Criminal law
A doctrine of informed advice?A fundamental role of the defence solicitor is to advise a client whether or not there is a sufficient case against him for which he would need to raise a defence.
This role arises first at the police station.
In DPP v Ara [2001] 4 All ER 559 the suspect had attended the police station unrepresented and been interviewed.
He was bailed to return.
Having sought legal advice he returned to the police station with a solicitor.
The solicitor sought from the police a briefing on the facts and a copy of the tape of the first interview so that he might determine whether there was a sufficient case to answer.
The police declined to assist but offered to caution the suspect.
The solicitor pointed out that a caution could only be accepted if there was evidence that a crime had been committed and that without disclosure he was not able to advise on that issue.
The police declined to disclose any further information and indicated that if the suspect did not accept a caution he would be charged.
On the advice of his solicitor a caution was declined and the defendant was brought before the magistrates court.
At the court a copy of the tape was available and disclosed that there was a prima facie case.
The solicitor thereupon applied to stay the proceedings as an abuse of process of the court in that had he been able to give informed advice at the police station the proceedings would never have been brought as matters would have been concluded by way of a caution.The court accepted this submission and the decision was upheld in the Divisional Court.
Whether a defendant should accept a caution was inextricably linked to the entitlement to informed legal advice.
A similar doctrine underlay the decision of the court in R v Calderdale MC, ex parte Donohue and Cutler (2001) Crim LR 141, examining in detail the Magistrates Courts (Advance Information) Rules 1985.
The defence had sought advance information in order to advise their clients as to the appropriate plea.
The original disclosure contained little more than a reference to a video.
Without seeing the video it was not possible to know what was the strength of the prosecution case.
An application had been made under rule 4 for disclosure.
By rule 4(3) 'where ...
reference is made to a document on which the prosecutor proposes to rely, the prosecutor shall ...
also furnish either a copy of the document or such information as may be necessary to enable the person making the request ...
to inspect the document or copy thereof'.
The Crown in that case conceded that a video tape was a document within these rules.
However, that did not decide the issue as the duties of the court are contained within rule 7.
This requires that a court 'shall adjourn the proceedings ...
unless the court is satisfied that the conduct of the case for the accused will not be substantially prejudiced by non-compliance'.
The Crown argued that there was no substantial prejudice as the defendants would know whether they had committed the crime or not.
The court, upholding fundamental principles of an adversarial system, emphasised that there was prejudice if the defence was not able to receive informed advice as to whether the Crown could make out a case.
The matter received further consideration in R (DPP) v Croydon Magistrates Court (2001) Crim LR 980.

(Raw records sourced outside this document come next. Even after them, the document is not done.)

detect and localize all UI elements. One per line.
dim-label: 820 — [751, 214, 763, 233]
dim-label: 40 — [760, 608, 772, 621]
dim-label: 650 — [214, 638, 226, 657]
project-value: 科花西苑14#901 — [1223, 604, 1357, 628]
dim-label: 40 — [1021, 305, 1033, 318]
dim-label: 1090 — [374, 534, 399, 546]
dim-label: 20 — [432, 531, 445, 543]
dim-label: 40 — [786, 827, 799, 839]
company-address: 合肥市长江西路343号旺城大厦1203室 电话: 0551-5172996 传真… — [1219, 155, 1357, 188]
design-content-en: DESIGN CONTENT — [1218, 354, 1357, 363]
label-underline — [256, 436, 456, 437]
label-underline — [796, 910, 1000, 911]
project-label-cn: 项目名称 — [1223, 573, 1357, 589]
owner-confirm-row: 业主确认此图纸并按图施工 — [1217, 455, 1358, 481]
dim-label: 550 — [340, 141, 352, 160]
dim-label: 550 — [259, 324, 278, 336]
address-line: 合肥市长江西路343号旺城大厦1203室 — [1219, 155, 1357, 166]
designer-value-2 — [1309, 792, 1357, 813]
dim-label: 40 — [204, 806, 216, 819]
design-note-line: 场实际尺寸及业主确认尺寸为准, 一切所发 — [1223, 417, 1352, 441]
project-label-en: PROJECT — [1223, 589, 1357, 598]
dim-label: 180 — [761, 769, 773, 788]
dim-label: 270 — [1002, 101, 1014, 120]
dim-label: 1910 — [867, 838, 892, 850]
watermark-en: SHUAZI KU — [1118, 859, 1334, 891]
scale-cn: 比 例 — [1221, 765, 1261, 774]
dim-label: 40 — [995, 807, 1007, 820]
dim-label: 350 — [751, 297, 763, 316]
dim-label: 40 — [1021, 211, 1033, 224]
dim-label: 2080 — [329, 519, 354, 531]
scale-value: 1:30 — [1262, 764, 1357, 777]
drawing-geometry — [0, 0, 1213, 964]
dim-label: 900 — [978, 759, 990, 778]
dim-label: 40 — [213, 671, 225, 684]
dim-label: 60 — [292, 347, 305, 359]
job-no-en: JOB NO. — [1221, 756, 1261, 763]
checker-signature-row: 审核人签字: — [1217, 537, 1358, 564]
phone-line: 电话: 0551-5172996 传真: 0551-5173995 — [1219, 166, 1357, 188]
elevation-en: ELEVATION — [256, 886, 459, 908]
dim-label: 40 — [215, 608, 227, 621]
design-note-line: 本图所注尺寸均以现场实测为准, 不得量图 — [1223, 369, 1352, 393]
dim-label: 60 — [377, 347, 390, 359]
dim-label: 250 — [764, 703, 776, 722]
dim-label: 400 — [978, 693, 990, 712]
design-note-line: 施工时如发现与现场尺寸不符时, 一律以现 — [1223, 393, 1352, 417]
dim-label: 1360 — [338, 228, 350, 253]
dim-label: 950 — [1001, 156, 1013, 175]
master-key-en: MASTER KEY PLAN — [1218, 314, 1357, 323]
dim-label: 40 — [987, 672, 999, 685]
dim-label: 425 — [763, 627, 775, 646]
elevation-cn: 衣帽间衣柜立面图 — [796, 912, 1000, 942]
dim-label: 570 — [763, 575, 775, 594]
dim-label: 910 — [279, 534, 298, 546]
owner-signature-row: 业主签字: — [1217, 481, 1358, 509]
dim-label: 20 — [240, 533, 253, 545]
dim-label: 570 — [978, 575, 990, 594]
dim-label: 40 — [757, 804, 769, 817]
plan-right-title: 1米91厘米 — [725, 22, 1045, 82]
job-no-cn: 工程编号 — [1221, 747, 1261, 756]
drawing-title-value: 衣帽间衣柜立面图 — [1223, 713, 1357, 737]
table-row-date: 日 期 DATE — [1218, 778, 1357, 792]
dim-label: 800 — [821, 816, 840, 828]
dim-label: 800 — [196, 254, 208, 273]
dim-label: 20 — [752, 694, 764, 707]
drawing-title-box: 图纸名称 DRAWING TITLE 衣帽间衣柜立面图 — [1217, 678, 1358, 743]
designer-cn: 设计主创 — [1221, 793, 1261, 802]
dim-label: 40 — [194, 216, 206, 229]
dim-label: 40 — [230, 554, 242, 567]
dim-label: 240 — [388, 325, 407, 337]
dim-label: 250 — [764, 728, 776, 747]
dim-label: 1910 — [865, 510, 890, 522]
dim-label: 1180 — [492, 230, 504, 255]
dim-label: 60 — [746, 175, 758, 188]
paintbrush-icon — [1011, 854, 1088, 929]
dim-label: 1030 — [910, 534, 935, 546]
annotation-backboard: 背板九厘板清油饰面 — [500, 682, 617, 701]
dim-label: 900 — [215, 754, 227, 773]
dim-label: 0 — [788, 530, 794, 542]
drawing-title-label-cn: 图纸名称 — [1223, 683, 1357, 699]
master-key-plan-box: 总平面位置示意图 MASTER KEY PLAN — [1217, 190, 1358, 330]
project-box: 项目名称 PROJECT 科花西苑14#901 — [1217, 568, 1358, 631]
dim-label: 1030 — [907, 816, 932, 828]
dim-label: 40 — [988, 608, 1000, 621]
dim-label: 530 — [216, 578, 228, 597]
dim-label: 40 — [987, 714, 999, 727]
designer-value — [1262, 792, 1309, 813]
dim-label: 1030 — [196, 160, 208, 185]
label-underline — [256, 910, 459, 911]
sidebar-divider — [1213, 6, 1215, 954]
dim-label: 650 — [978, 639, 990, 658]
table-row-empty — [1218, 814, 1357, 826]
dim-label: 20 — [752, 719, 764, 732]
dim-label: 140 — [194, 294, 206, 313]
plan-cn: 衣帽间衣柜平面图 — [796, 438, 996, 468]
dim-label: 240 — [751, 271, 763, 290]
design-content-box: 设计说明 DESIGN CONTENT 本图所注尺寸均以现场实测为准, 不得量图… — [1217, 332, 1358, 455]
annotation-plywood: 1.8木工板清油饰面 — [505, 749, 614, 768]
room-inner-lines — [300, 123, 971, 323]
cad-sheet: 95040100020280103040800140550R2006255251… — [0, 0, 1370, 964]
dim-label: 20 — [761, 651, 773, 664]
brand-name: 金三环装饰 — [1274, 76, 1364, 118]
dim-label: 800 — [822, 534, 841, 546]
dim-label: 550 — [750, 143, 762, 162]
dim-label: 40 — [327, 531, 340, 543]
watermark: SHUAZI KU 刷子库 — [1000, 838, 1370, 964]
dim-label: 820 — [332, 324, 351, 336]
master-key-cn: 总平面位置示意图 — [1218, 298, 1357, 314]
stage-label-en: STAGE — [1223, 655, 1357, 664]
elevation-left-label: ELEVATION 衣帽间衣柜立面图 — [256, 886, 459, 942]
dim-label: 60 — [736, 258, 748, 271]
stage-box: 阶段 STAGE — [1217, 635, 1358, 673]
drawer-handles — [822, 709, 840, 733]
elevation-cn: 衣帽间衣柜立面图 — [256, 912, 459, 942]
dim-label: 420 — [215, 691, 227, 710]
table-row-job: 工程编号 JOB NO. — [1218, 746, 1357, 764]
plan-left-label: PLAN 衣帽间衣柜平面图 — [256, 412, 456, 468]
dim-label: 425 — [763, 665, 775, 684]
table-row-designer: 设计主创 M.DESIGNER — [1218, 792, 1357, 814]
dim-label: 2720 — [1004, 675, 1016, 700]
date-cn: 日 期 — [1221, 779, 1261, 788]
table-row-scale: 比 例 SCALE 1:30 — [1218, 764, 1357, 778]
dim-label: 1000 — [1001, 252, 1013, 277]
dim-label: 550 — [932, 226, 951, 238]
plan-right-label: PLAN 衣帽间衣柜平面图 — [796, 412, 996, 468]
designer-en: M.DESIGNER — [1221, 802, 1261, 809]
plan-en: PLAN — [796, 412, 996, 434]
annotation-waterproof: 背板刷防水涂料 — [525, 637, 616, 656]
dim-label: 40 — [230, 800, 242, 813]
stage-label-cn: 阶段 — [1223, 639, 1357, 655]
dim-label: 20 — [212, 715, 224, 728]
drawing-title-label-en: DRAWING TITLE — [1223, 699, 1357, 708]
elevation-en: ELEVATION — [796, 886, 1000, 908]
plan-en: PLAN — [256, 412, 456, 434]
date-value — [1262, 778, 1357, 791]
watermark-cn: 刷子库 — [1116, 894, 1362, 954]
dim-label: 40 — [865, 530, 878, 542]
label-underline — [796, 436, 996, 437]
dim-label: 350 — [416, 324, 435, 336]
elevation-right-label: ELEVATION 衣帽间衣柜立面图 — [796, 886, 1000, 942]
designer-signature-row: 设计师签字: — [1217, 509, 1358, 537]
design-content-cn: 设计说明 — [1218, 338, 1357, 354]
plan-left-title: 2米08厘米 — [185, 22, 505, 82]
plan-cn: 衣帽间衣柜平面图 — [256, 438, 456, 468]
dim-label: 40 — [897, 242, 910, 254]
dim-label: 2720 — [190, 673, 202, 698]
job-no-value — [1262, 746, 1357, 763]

In this case there were allegations of burglary.
Blood had been found at the scene of a number of crimes.
The Crown disclosed the detail of the burglaries and that a DNA profile identified the defendant as being at the scene of each burglary.
The defence requested to see the DNA profile under the advance information rules.
That application was refused.
The court held that there was no express reference to a document and that was sufficient to decide the case.
However, the court cast some doubt on the concession that had been made by the Crown in Calderdale that a video was a document; that aspect of the decision should be challenged.
In cases such as Calderdale it is not possible for the defence solicitor to give meaningful advice without knowing the content of the video or in many cases an audio tape.
The research evidence shows that summaries of these documents made by investigators are seldom reliable.
Apart from civil law authorities, section 5A(4) of the Magistrates Courts Act 1980 defines a document as 'anything in which information of any description is recorded' and for the purpose of the Criminal Justice Act 1988 a video falls within the definition of a document (R v Duffy (1988) The Times, 2 May).
In any event, justice in these cases can be done by a proper application of rule 7.In Calderdale no advice could be given as to what the prosecution was alleging without the video.
In the Croydon case the position was different.
It was known that there had been a burglary and that blood had been found.
There was evidence that that blood belonged to the defendant.
The defence was then in a position to seek instructions as to the presence or otherwise of that body sample and was not substantially prejudiced by the lack of the DNA profile itself ahead of trial.These matters acquire a particular significance because of the importance of the correct plea being entered at the plea-before-venue stage in either-way offences.
A plea of guilty has always, with notable exceptions, justified a court in discounting, by reason of a timely guilty plea, the sentence imposed.
In R v Barber (2001) Crim LR 998 the Court of Appeal has indicated that an indication of a guilty plea at plea before venue should result in a discount greater than the normal one-third, which would have been allowed later in the proceedings.
It is inconceivable, however, that a defendant would be prejudiced by an inability to enter a plea through lack of informed advice.